Chia-Chin Tsoo & Bih-Yaw Jin

Research Fellow & Professor
National Center for High-Performance Computing, National Applied Research Laboratories, Hsinchu, Taiwan & Department of Chemistry, National Taiwan University, Taipei, Taiwan
We apply the traditional beading technique to the construction of physical models of nanoscale inorganic compounds consisting of ions arranged periodically in minerals and to the construction of other non-molecular crystalline solids. The spatial arrangements of these systems consist of a regular arrangement of anions around a central cation (or vise versa) described as coordination polyhedra, which are larger building blocks than individual atoms. Starting from a few coordination polyhedra such as regular tetrahedra and octahedra, a wide range of aesthetically pleasing skeletal sculptures inspired by inorganic solids can be built by using the standard angle weave technique and tubular bugle beads.
Skeletal model of hexagonal close packing lattice structures
14 x 14 x 14 cm
3cm Glass bugle beads
2014
The lattice structure with the hexagonal close packed (hcp) arrangement is closely related to the fcc octet-truss. However, unlike the ABC type of stacking sequence in fcc systems, the hcp arrangement has ABAB stacking. The bugle bead model presented represents a finite skeletal structure according to the hexagonal close packing and consists of a central smaller anticuboctahedron (red bugle beads) and an outer layer of frequency-two anticuboctahedron (blue bugle beads).
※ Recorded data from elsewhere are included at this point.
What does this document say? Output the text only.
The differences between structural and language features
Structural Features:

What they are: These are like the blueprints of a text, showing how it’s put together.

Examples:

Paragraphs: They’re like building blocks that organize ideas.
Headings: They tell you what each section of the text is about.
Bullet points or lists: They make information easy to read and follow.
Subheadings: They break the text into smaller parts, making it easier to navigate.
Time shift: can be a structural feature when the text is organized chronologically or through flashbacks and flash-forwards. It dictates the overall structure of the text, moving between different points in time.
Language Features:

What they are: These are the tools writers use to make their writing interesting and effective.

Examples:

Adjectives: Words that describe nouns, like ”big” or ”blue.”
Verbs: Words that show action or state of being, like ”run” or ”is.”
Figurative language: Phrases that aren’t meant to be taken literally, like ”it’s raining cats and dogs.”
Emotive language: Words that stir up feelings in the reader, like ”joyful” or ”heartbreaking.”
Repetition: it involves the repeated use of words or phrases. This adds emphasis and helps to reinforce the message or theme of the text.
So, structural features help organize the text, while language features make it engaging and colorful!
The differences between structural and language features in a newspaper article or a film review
Skeletal model of cubic close packing lattice structures
14 x 14 x 14 cm
3cm Glass bugle beads
2014
An octet-truss lattice structure with the face centered cubic crystal symmetry is a truss-like space frame based on the stacking of tetrahedra and octahedra in a ratio of 2:1. The concept of octet-truss was first discovered by Buckminster Fuller, who conceived of the famous soccer ball molecules or fullerenes, structures known as the geodesic dome. The octet-truss space frame is strong and lightweight because of the inherent rigidity of their fundamental building motifs.